Would you consider using a Tacoma for this kind of job? I've seen plenty of guys on this forum and others that use mini trucks, but my concern is the long distance driving with the plow mounted. 

I'm thinking the Chevy might be a better candidate, but I'm open to your suggestions based on experience that I don't have.

Thanks!
John


----------



## plow4beer (Nov 16, 2016)

Either truck will be fine....55miles isn’t terrible, just don’t be a hot rod....I suppose another option could be if theres anyway you can store the plow at the property?


----------



## Hooligans (Apr 18, 2020)

Thanks. Yeah, keeping it there would be ideal except for the rare event when I would need it just to get there. That's not likely. What is a bigger concern is theft. I'd really have to hide it.


----------



## EWSplow (Dec 4, 2012)

plow4beer said:


> Either truck will be fine....55miles isn't terrible, just don't be a hot rod....I suppose another option could be if theres anyway you can store the plow at the property?


@scottr ?


----------



## Randall Ave (Oct 29, 2014)

EWSplow said:


> @scottr ?


What he said, and if you go with the Chevy, get the heavy duty fan clutch installed.


----------



## Hooligans (Apr 18, 2020)

Okay, thanks for the feedback.


----------



## BUFF (Dec 24, 2009)

If you decide to drive to the property with the plow on you're going to want to keep it as low to the ground as possible for better airflow to the radiator early and late season.
A direct lift plow (Boss or SnoEx) would be the choice due to the plow not bouncing when you hit a frost heave. A chain lift plow will bounce going over frost heave's and other road surface interruption that compress and unload the vehicles suspension due the slack in the chain during those suspension cycles .


----------



## Hooligans (Apr 18, 2020)

Now THAT'S something I needed to know! Thanks BUFF! I' never would have thought of that about the chain kind.


----------



## BUFF (Dec 24, 2009)

Hooligans said:


> Now THAT'S something I needed to know! Thanks BUFF! I' never would have thought of that about the chain kind.

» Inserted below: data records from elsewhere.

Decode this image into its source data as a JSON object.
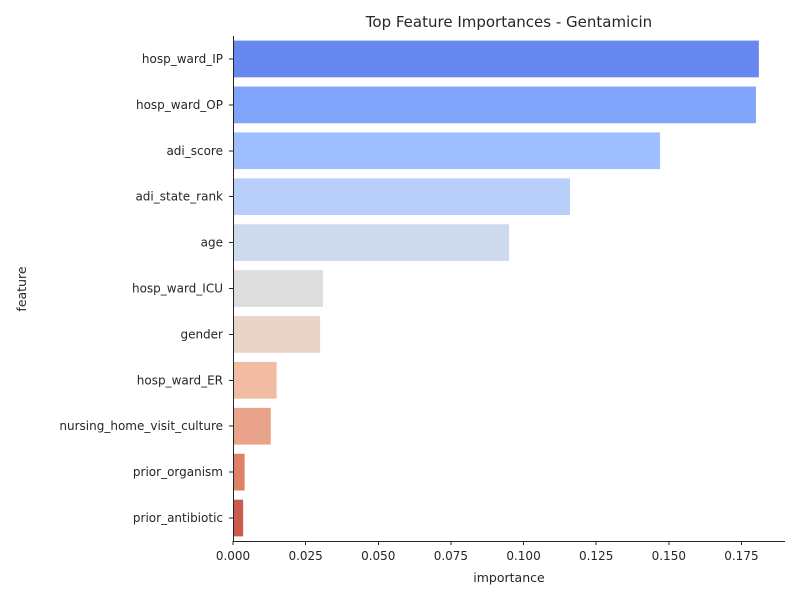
{
  "chart_data": {
    "type": "bar",
    "orientation": "horizontal",
    "title": "Top Feature Importances - Gentamicin",
    "xlabel": "importance",
    "ylabel": "feature",
    "xlim": [
      0,
      0.19
    ],
    "xticks": [
      "0.000",
      "0.025",
      "0.050",
      "0.075",
      "0.100",
      "0.125",
      "0.150",
      "0.175"
    ],
    "grid": false,
    "categories": [
      "hosp_ward_IP",
      "hosp_ward_OP",
      "adi_score",
      "adi_state_rank",
      "age",
      "hosp_ward_ICU",
      "gender",
      "hosp_ward_ER",
      "nursing_home_visit_culture",
      "prior_organism",
      "prior_antibiotic"
    ],
    "values": [
      0.181,
      0.18,
      0.147,
      0.116,
      0.095,
      0.031,
      0.03,
      0.015,
      0.013,
      0.004,
      0.0035
    ],
    "colors": [
      "#6788ee",
      "#81a4fb",
      "#9ebeff",
      "#b7cff9",
      "#cdd9ec",
      "#dddddd",
      "#ead4c8",
      "#f1bca1",
      "#e9a38b",
      "#e08066",
      "#cd5b4d"
    ]
  }
}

 Using chain lifts for decades and then having direct lift was night and day when traveling from site to site.


----------



## Hooligans (Apr 18, 2020)

Thanks for the info.


----------



## Mr.Markus (Jan 7, 2010)

On a light duty truck consider getting a trans oil cooler installed,


----------



## Hooligans (Apr 18, 2020)

Will do. Thanks.


----------